When World War One began the men and horses of Europe were transported to the frontline, leaving behind few people or animals to toil the land and ensure the homelands would still be farmed.
Now, unique black and white images have been uncovered showing elephants taking the place of horses on the farm. The elephants came from zoos and circuses, and were put to good use from 1914 onwards.
The use of elephants ensured that fertile farming land could continue to be farmed and provide vital food supplies for the country and the soldiers fighting the war.
More than one million horses and donkeys were recruited to take part in World War One when military vehicles were still not in mass use.
The elephants would plough fields, stack the cut hay, transport weapons and ammunition for the military along with other supplies in towns and cities.

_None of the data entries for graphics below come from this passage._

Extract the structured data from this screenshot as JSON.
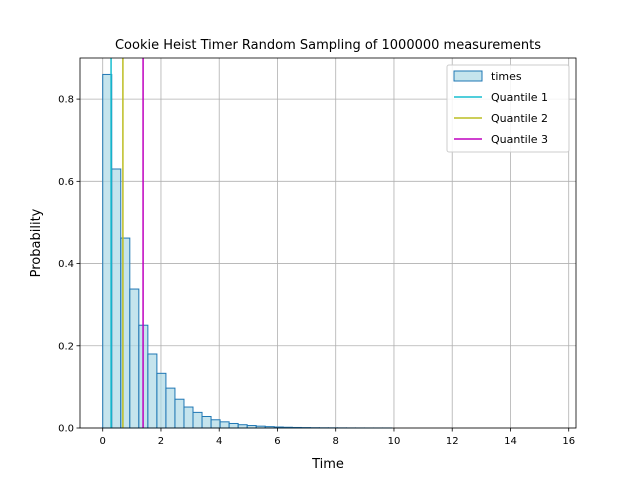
{
  "chart_data": {
    "type": "bar",
    "title": "Cookie Heist Timer Random Sampling of 1000000 measurements",
    "xlabel": "Time",
    "ylabel": "Probability",
    "xlim": [
      -0.78,
      16.25
    ],
    "ylim": [
      0,
      0.9
    ],
    "xticks": [
      0,
      2,
      4,
      6,
      8,
      10,
      12,
      14,
      16
    ],
    "yticks": [
      0.0,
      0.2,
      0.4,
      0.6,
      0.8
    ],
    "ytick_labels": [
      "0.0",
      "0.2",
      "0.4",
      "0.6",
      "0.8"
    ],
    "grid": true,
    "legend_position": "top-right",
    "bin_width": 0.31,
    "bin_start": 0.0,
    "series": [
      {
        "name": "times",
        "kind": "histogram",
        "fill": "#add8e6",
        "edge": "#1f77b4",
        "values": [
          0.86,
          0.63,
          0.462,
          0.338,
          0.25,
          0.18,
          0.133,
          0.097,
          0.07,
          0.051,
          0.038,
          0.028,
          0.02,
          0.015,
          0.011,
          0.008,
          0.006,
          0.0045,
          0.0033,
          0.0024,
          0.0018,
          0.0013,
          0.001,
          0.0007,
          0.0005,
          0.0004,
          0.0003,
          0.0002,
          0.00015,
          0.0001,
          0.0001,
          0.0001
        ]
      },
      {
        "name": "Quantile 1",
        "kind": "vline",
        "x": 0.287,
        "color": "#17becf"
      },
      {
        "name": "Quantile 2",
        "kind": "vline",
        "x": 0.693,
        "color": "#bcbd22"
      },
      {
        "name": "Quantile 3",
        "kind": "vline",
        "x": 1.386,
        "color": "#bf00bf"
      }
    ]
  }
}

Evidence shows that even during World War Two, elephants were recruited once again to support the farmers when horses were being gathered for military service.
In World War One almost two million horses were recruited for military service. It was the responsibility of the Army Veterinary Corps to provide medical assistance to the animals and either alleviate their suffering or return them to duty. Estimates suggest that around 80% of those that came in for medical help were once again returned to duty.
The horses would be used not only to transport soldiers, but also to transport and move guns, artillery, supplies and the dead and wounded. Dogs and messenger pigeons were the other animals used in the war on a mass scale, the Mashable reports.
Dog kennels were even established in Boulogne in France, so that British Army soldiers who were heading back to Britain on leave could leave their dog there and pick it up again upon their return to duty. When the war ended another kennels was set up in Surrey in Britain, so that the returning dogs could be placed in the kennels in quarantine when they returned from the war front. Once the period of quarantine was completed their previous soldier owners would come back to collect them and take them home for good.
It is believed that almost half a million horses, donkeys, camels and cows died during the war.